- Born: 1852 Providence, Rhode Island, US
- Died: Unknown
- Allegiance: United States
- Branch: United States Navy
- Rank: Boatswain's Mate
- Unit: USS Lancaster
- Awards: Medal of Honor

= Matthew Gillick =

Matthew Gillick (born 1852, date of death unknown) was a United States Navy sailor and a recipient of the United States military's highest decoration, the Medal of Honor.

==Biography==
Born in April 1852 in Providence, Rhode Island, Gillick joined the Navy from that state on July 16, 1881, at the age of 29 years and 3 months. By November 20, 1883, he was serving as a boatswain's mate on the . On that day, while Lancaster was at Marseille, France, a boy fell into the water from a breakwater near the ship. Gillick and another sailor, Ordinary Seaman Apprentice John F. Auer, jumped overboard and rescued him. For this action, both Gillick and Auer were awarded the Medal of Honor a year later, on October 18, 1884.
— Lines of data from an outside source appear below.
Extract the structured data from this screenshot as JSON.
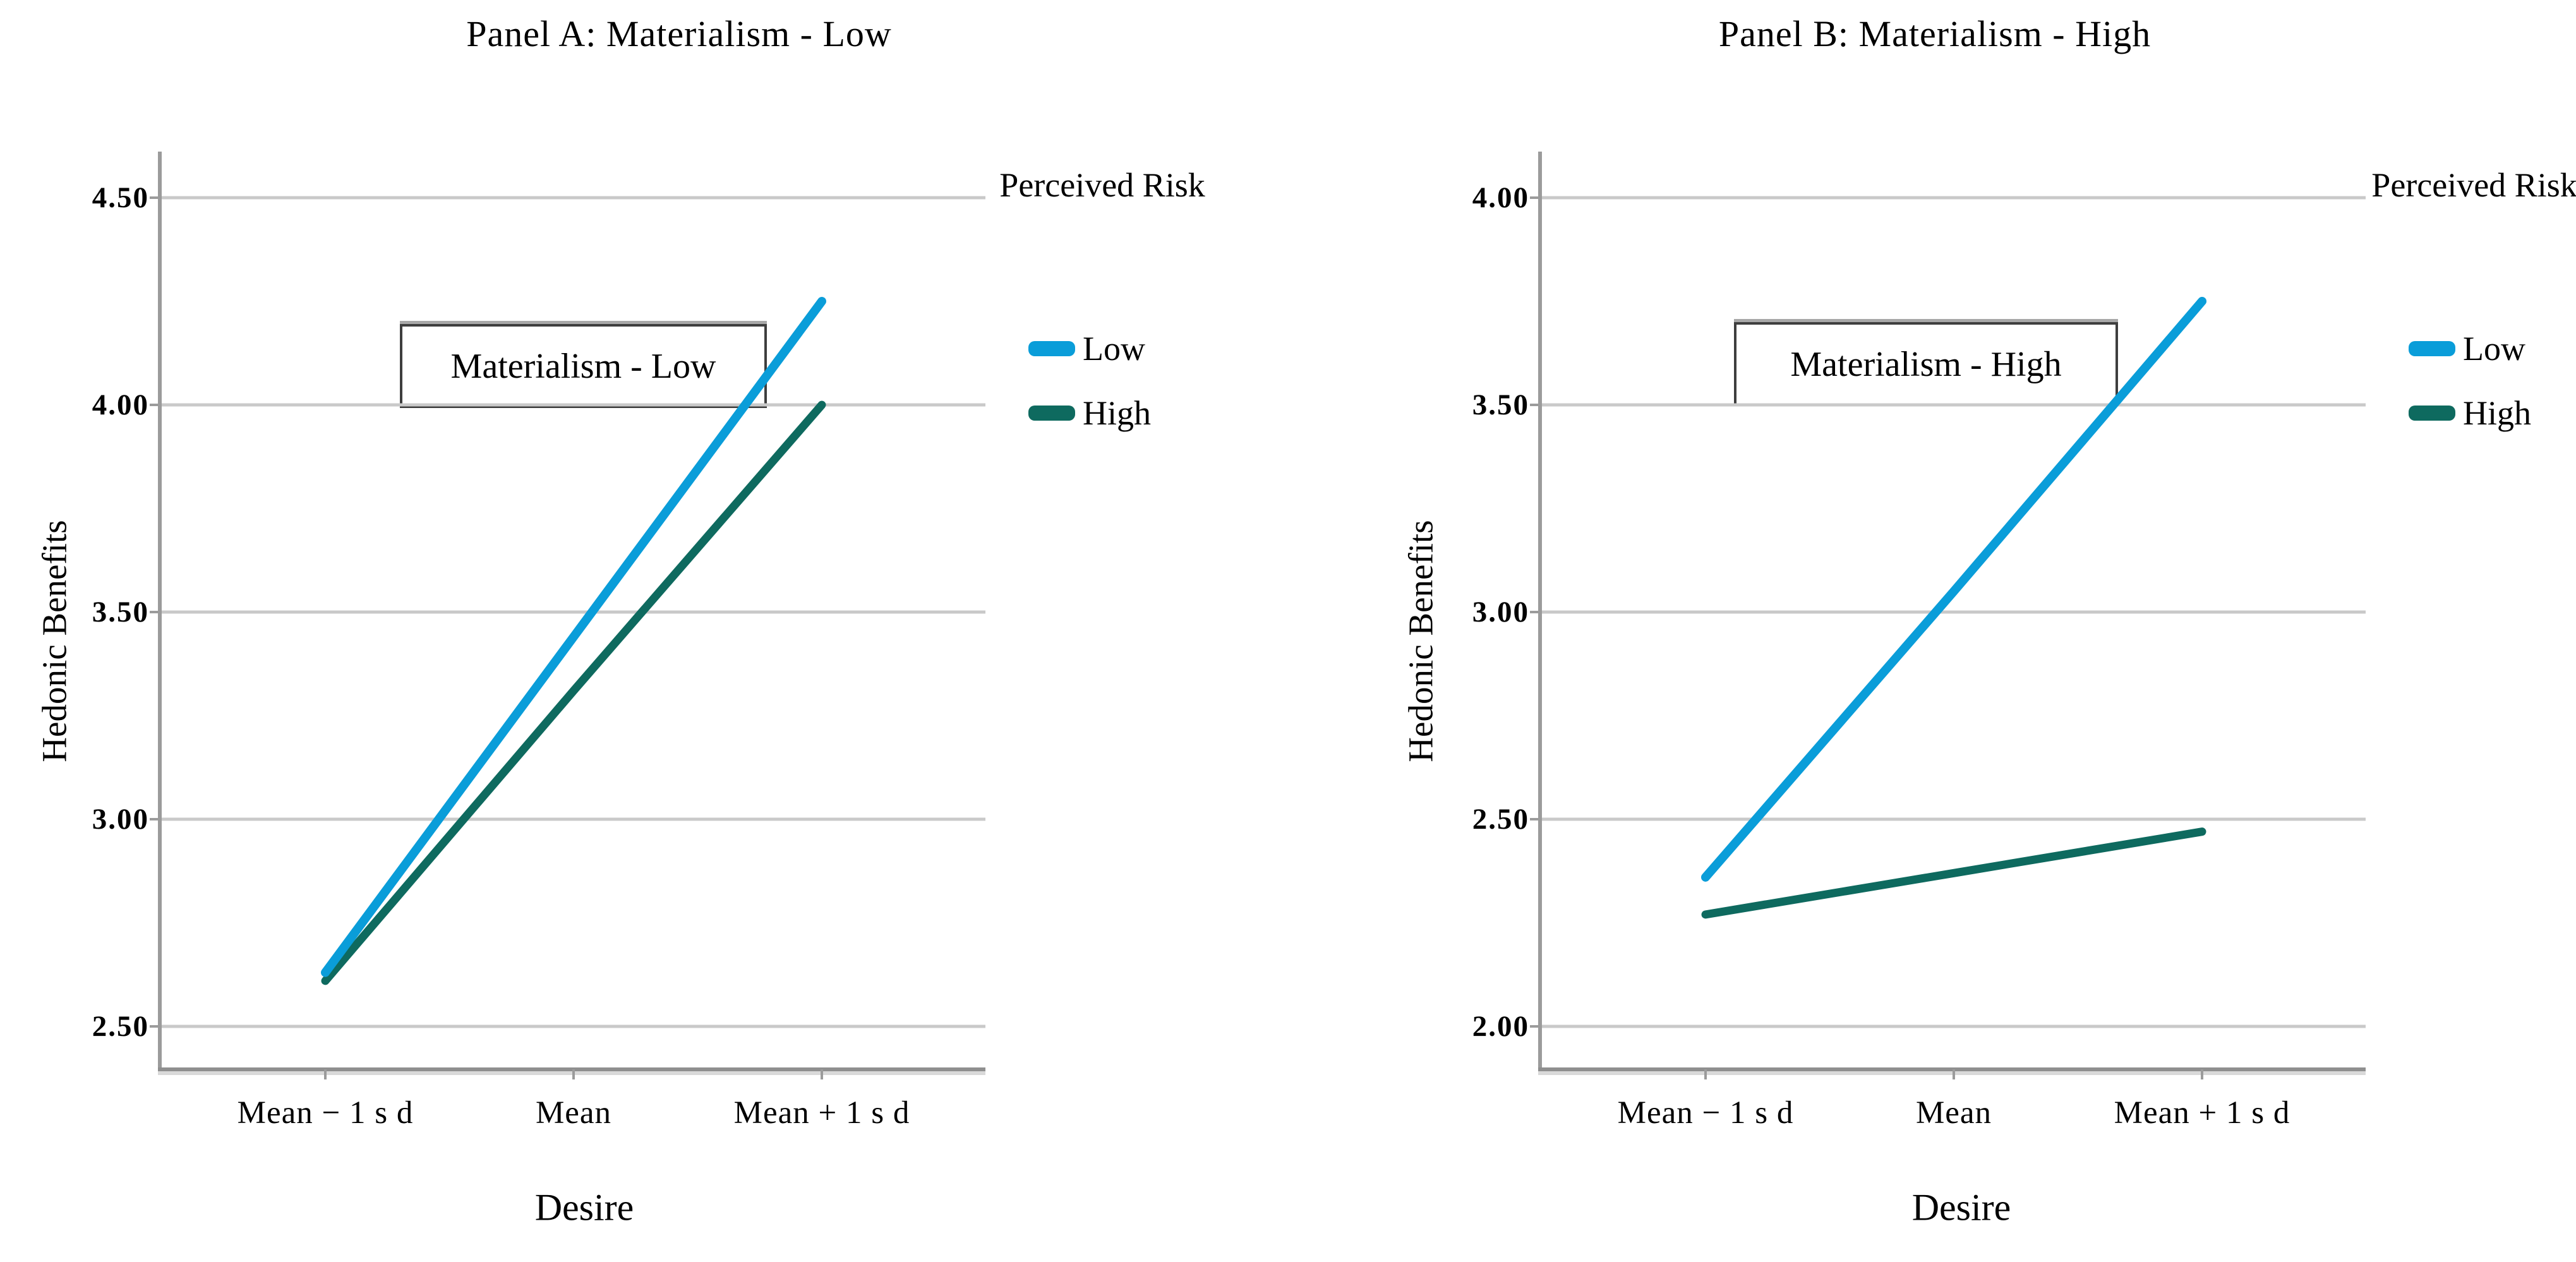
{
  "figure": {
    "background": "#ffffff",
    "axis_color": "#9b9b9b",
    "gridline_color": "#c9c9c9"
  },
  "chart_data": [
    {
      "type": "line",
      "panel": "A",
      "title": "Panel A: Materialism - Low",
      "xlabel": "Desire",
      "ylabel": "Hedonic Benefits",
      "categories": [
        "Mean − 1 s d",
        "Mean",
        "Mean + 1 s d"
      ],
      "yticks": [
        "4.50",
        "4.00",
        "3.50",
        "3.00",
        "2.50"
      ],
      "ytick_values": [
        4.5,
        4.0,
        3.5,
        3.0,
        2.5
      ],
      "ylim": [
        2.4,
        4.61
      ],
      "grid": true,
      "annotation": "Materialism - Low",
      "legend": {
        "title": "Perceived Risk",
        "position": "right"
      },
      "series": [
        {
          "name": "Low",
          "color": "#0a9dd9",
          "values": [
            2.63,
            3.44,
            4.25
          ]
        },
        {
          "name": "High",
          "color": "#0e6a5f",
          "values": [
            2.61,
            3.31,
            4.0
          ]
        }
      ]
    },
    {
      "type": "line",
      "panel": "B",
      "title": "Panel B: Materialism - High",
      "xlabel": "Desire",
      "ylabel": "Hedonic Benefits",
      "categories": [
        "Mean − 1 s d",
        "Mean",
        "Mean + 1 s d"
      ],
      "yticks": [
        "4.00",
        "3.50",
        "3.00",
        "2.50",
        "2.00"
      ],
      "ytick_values": [
        4.0,
        3.5,
        3.0,
        2.5,
        2.0
      ],
      "ylim": [
        1.92,
        4.11
      ],
      "grid": true,
      "annotation": "Materialism - High",
      "legend": {
        "title": "Perceived Risk",
        "position": "right"
      },
      "series": [
        {
          "name": "Low",
          "color": "#0a9dd9",
          "values": [
            2.36,
            3.05,
            3.75
          ]
        },
        {
          "name": "High",
          "color": "#0e6a5f",
          "values": [
            2.27,
            2.37,
            2.47
          ]
        }
      ]
    }
  ]
}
Gillick's official Medal of Honor citation reads:
Serving on board the U.S.S. Lancaster at Marseille, France, 20 November 1883. Jumping overboard from the Lancaster, Gillick rescued from drowning a French lad who had fallen into the sea from a stone pier astern of the ship.

Details of Gillick's later life, death and burial are unknown.